Throwback Photo of the Day: Ted Williams catches some rays in the outfield at Spring Training
Ted Williams didn't become known as "The Greatest Hitter Who Ever Lived" by loafing around and relying only on his natural abilities at the plate. Major League Baseball's last .400 hitter honed his skill with a work ethic that was admired by even his staunchest adversaries.
MLB's official historian Jerome Holtzman once wrote of Williams' tireless quest to earn that moniker:
"But his curiosity was endless. He wanted to know how Nap Lajoie hit, how Rogers Hornsby stood at the plate, how the Babe gripped the bat, how Shoeless Joe Jackson swung his hips and turned his hands. He was a successful example of the Puritan work ethic and at the end of his career wrote "The Science of Hitting," a manual that has been studied by generations of hitters."

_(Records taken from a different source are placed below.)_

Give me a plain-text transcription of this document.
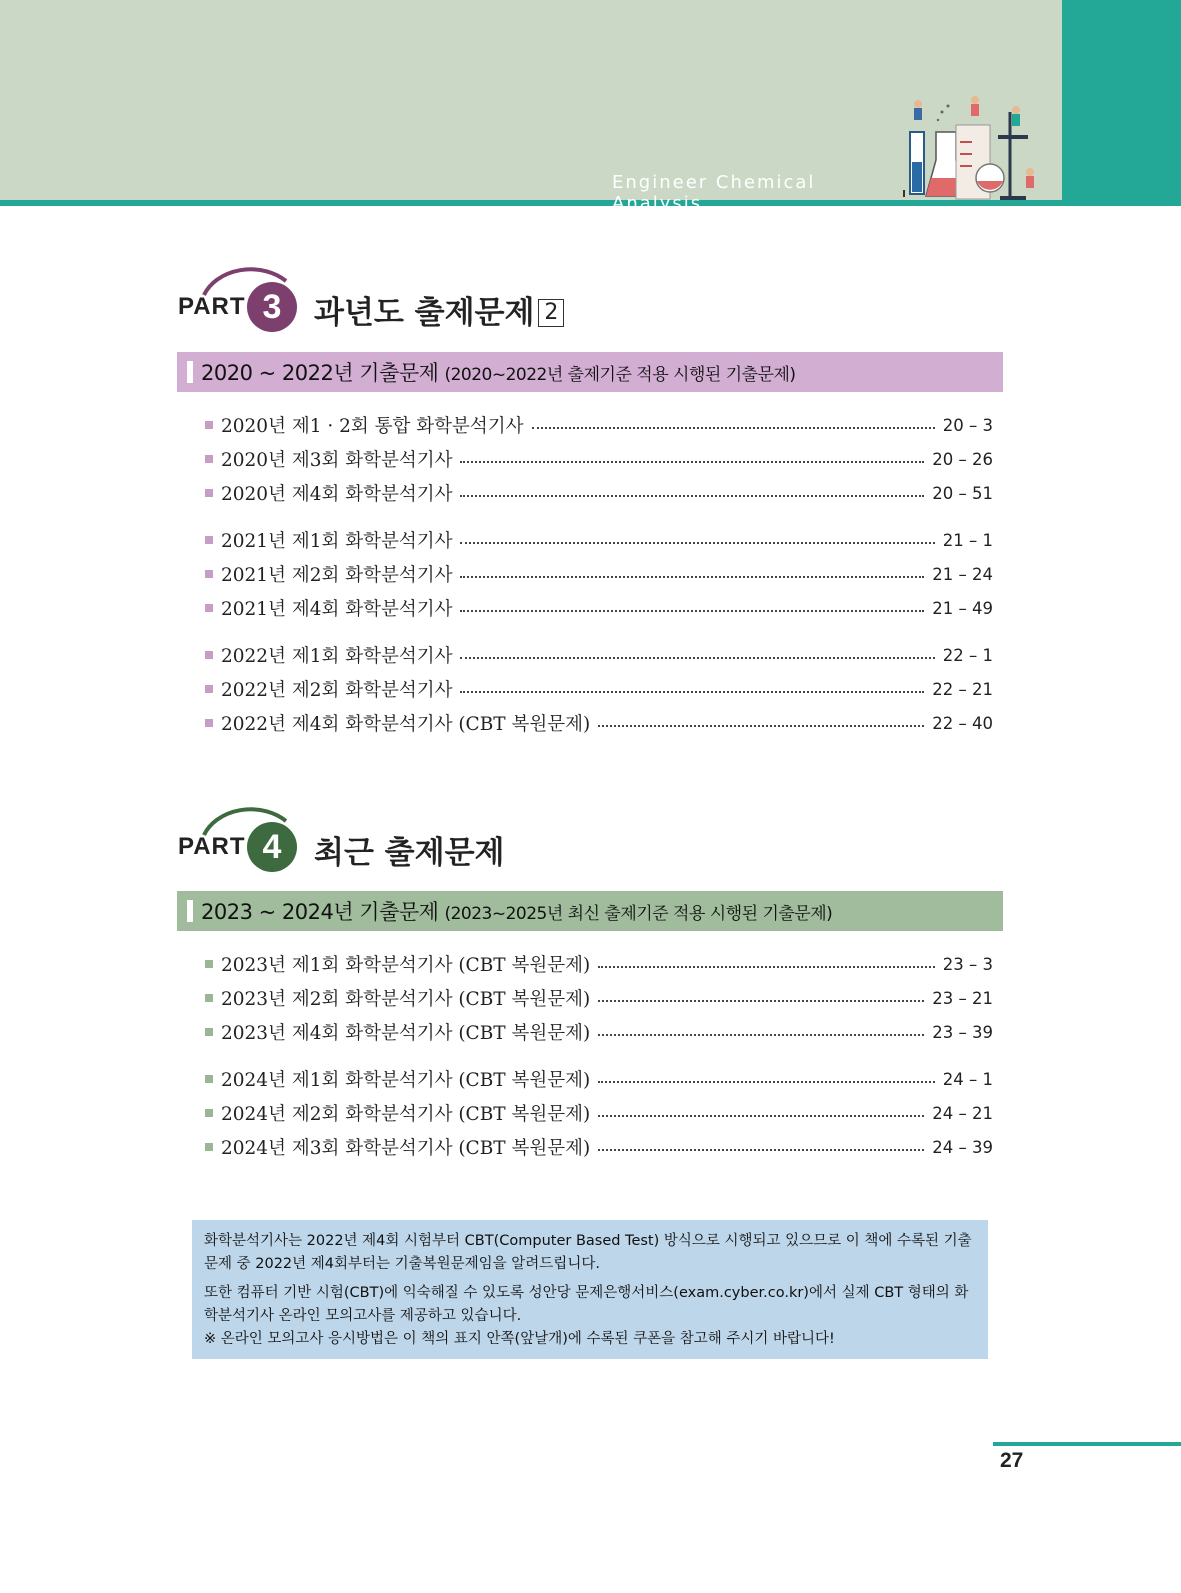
Engineer Chemical Analysis
PART 3	과년도 출제문제 2
2020 ~ 2022년 기출문제 (2020~2022년 출제기준 적용 시행된 기출문제)
2020년 제1 · 2회 통합 화학분석기사	20 – 3
2020년 제3회 화학분석기사	20 – 26
2020년 제4회 화학분석기사	20 – 51
2021년 제1회 화학분석기사	21 – 1
2021년 제2회 화학분석기사	21 – 24
2021년 제4회 화학분석기사	21 – 49
2022년 제1회 화학분석기사	22 – 1
2022년 제2회 화학분석기사	22 – 21
2022년 제4회 화학분석기사 (CBT 복원문제)	22 – 40
PART 4	최근 출제문제
2023 ~ 2024년 기출문제 (2023~2025년 최신 출제기준 적용 시행된 기출문제)
2023년 제1회 화학분석기사 (CBT 복원문제)	23 – 3
2023년 제2회 화학분석기사 (CBT 복원문제)	23 – 21
2023년 제4회 화학분석기사 (CBT 복원문제)	23 – 39
2024년 제1회 화학분석기사 (CBT 복원문제)	24 – 1
2024년 제2회 화학분석기사 (CBT 복원문제)	24 – 21
2024년 제3회 화학분석기사 (CBT 복원문제)	24 – 39

화학분석기사는 2022년 제4회 시험부터 CBT(Computer Based Test) 방식으로 시행되고 있으므로 이 책에 수록된 기출문제 중 2022년 제4회부터는 기출복원문제임을 알려드립니다.

또한 컴퓨터 기반 시험(CBT)에 익숙해질 수 있도록 성안당 문제은행서비스(exam.cyber.co.kr)에서 실제 CBT 형태의 화학분석기사 온라인 모의고사를 제공하고 있습니다.

※ 온라인 모의고사 응시방법은 이 책의 표지 안쪽(앞날개)에 수록된 쿠폰을 참고해 주시기 바랍니다!

27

To put it in more modern terms, Teddy Ballgame didn't have much chill. So the brilliant sight you see above was even rarer than you might otherwise think. That image shows Williams taking a probably-well-deserved break from training to catch some rays in the outfield at Red Sox Spring Training in 1949.
For what it's worth, that relaxation method must have done Williams some good because he posted one of the best seasons of his long career in '49, slashing .343/.490/.650 while leading the league in RBIs, runs and OPS en route to his second AL MVP Award in four seasons.